На столике у двери лежала книга.

48

Книга в кожаном переплете по виду напоминала дневник. София открыла ее. Текст на первой странице был написан изысканными, витиеватыми буквами: «Семейная хроника, записанная Сигрид Кристиной Августой фон Бэренстен». То, что она держит в руках эту книгу, было столь невероятно, что София забыла на некоторое время о своей безнадежной ситуации. Работая в «Виа Терра», она больше года охотилась за этой хроникой. Даже после побега мечтала о том, чтобы добраться до нее. И вот книга лежит у нее на коленях и выглядит вполне буднично… Но вот вопрос: зачем Освальд дал ей эту книгу? Почему он хотел, чтобы она прочла ее?

На столике снова появилась еда, и не какая попало — полная тарелка цыпленка, нарезанного тонкими ломтиками, сыры и виноград. Бутылка минеральной воды и бутылка вина. Рядом с тарелкой стояла ваза с красной розой. Какого черта он еще придумал? Хочет загладить таким образом свой отвратительный поступок? В животе все опустилось. Лучше уж когда он все время злится и строит ей козни — это проще понять, чем все эти его внезапные закидоны. Однако, взяв записку, лежащую рядом с вазой, София почувствовала, что нутро у него безнадежно гнилое.

Там было написано: «Спасибо за приятный вечер».

София швырнула вазу о стену, так что та рассыпалась на тысячу осколков. Роза упала на пол, лепестки осыпались. София плюхнулась на стул, подтянула к себе ноги и обхватила их руками. И принялась укачивать сама себя, усилием воли сдерживая слезы. Ей удалось сдержать волну отчаяния. Потом она решила поесть, несмотря ни на что. Выпила всю воду, а вино оставила. Потом пошла в кладовку, отыскала щетку с совком и собрала осколки. Затем, взяв семейную хронику, села на кровать и принялась читать.

Семейная хроника,
записанная
Сигрид Кристиной Августой фон Бэренстен.

Перед вами краткая запись моей ничтожной жизни.

Об усадьбе на Туманном острове ходят слухи и рассказываются небылицы. Наверное, пора уже людям узнать, что же произошло там на самом деле. Я почему-то застряла в той ночи, когда сгорела усадьба.

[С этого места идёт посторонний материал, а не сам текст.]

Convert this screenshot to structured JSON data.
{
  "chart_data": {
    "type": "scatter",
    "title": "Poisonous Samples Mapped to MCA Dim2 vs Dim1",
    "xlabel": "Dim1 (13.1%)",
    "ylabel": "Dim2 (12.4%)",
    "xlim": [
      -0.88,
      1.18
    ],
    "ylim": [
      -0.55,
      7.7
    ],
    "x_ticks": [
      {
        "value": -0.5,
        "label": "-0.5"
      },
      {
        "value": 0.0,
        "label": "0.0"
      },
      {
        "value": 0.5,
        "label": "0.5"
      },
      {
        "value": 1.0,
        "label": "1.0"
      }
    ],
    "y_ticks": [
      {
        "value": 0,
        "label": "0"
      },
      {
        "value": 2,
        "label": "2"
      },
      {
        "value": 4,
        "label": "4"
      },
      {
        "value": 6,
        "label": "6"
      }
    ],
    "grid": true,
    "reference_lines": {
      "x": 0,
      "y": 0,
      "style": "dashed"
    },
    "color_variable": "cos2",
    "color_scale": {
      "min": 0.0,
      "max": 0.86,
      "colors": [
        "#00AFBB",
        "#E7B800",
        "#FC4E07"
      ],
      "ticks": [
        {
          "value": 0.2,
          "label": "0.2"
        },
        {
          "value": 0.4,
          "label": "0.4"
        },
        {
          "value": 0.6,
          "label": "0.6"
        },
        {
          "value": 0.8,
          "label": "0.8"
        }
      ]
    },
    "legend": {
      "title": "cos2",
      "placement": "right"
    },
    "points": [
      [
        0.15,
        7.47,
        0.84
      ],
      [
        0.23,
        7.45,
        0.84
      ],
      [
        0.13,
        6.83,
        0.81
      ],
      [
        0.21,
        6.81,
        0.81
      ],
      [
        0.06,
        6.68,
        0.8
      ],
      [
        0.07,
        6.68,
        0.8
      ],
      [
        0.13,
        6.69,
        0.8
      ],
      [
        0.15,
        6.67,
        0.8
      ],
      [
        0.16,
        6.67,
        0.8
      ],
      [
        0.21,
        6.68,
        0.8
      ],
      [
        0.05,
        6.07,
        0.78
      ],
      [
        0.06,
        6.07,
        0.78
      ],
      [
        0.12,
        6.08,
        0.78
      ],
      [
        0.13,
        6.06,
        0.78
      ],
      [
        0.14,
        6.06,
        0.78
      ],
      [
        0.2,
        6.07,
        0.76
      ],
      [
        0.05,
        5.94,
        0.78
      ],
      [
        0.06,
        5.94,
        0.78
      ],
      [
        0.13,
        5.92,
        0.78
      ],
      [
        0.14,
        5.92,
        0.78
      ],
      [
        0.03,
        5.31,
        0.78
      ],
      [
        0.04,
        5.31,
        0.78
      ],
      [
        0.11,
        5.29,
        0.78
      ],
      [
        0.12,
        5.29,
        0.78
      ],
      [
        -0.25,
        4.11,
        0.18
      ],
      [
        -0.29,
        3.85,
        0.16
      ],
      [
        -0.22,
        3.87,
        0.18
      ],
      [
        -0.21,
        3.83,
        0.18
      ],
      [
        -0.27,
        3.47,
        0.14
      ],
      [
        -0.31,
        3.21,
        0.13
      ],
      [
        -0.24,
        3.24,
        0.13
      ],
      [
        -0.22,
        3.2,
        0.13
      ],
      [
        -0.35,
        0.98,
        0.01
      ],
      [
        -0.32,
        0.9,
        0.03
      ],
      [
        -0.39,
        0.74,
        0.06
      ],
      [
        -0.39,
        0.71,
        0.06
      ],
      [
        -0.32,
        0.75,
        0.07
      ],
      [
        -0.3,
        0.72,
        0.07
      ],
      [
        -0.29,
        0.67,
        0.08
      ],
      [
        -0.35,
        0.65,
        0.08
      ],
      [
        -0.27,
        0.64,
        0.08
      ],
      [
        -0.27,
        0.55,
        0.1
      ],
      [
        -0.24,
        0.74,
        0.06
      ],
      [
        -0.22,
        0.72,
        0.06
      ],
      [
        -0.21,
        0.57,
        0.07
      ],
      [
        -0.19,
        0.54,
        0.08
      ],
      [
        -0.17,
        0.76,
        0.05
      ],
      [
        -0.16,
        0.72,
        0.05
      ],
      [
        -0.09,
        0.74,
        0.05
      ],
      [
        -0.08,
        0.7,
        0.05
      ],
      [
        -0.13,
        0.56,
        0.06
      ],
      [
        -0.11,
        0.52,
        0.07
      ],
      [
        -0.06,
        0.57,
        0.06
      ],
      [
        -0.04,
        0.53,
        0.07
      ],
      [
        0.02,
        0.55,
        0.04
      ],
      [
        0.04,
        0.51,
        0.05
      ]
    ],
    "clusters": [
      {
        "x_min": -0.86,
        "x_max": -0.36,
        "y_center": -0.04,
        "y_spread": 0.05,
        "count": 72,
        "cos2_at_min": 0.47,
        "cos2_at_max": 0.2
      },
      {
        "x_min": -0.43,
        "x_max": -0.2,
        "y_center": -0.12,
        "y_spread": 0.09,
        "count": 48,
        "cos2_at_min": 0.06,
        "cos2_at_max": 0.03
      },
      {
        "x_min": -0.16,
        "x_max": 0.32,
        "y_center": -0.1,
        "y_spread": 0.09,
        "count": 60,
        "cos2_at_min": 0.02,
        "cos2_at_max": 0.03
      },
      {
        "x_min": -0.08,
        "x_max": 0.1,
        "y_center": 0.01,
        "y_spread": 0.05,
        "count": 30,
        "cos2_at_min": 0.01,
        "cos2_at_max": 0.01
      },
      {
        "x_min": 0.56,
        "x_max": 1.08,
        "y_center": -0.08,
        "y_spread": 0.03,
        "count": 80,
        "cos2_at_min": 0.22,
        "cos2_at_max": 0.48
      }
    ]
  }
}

В моих ночных снах и воспоминаниях мне являются картины пожара. Жар, запах дыма, крики животных, языки пламени, лижущие небо, и клубящийся дым, распространившийся по всему острову. Но я пока не могу заставить себя написать об этом.

Но ведь это задумано как хроника. Так что я начну с самого начала. Как мы вообще попали на этот забытый богом остров…

Меня зовут Сигрид Кристина Августа фон Бэренстен, я дочь Артура и Амелии фон Бэренстен. Составляя эту хронику, я надеюсь, что из нее станет понятно, почему род фон Бэренстенов преследовали несчастья.

Отец был зажиточным дельцом из Гётеборга. Он был огромен, как медведь, с черными, словно вороново крыло, волосами, ястребиным носом и мощной нижней челюстью. Его взгляд мог пробуравить любого. Порой от одного его взгляда становилось больно. Мать была тонкая бледная блондинка. Она напоминала эльву, когда он возвышался рядом с ней.

Я родилась 8 марта 1920 года, всего за два месяца до того, как мой отец начал строить усадьбу на Западном Туманном острове. Почему он захотел здесь жить? Этого никто не мог понять. Природа тут суровая, неприветливая. Деревни как таковой в те времена не существовало. Да к тому же туман, подкрадывавшийся с моря и укрывавший остров, словно плотное одеяло, на всю зимнюю половину года…

Однако усадьба наша должна была располагаться именно здесь — тот день, когда мы ступили на остров, запечатлен на фотографии, которую я приклеила здесь. Отец с лопатой в руке, мать со мной на коленях, и мой брат Оскар, стоящий рядом; когда была снята эта фотография, ему исполнилось шесть лет. В тот самый день еще не построенная усадьба получила свое название: поместье Виндсэтра, или просто «Усадьба».

Каждый раз, глядя на этот снимок, я проклинаю судьбу, приведшую нас сюда.

* * *

О первых годах у меня сохранились весьма смутные воспоминания. Первое из них — это крик. Крик матери с чердака.

— Почему мама кричит по ночам? — спросила я свою няньку Эмму.

— Наверное, ей снятся кошмарные сны — как и тебе иногда.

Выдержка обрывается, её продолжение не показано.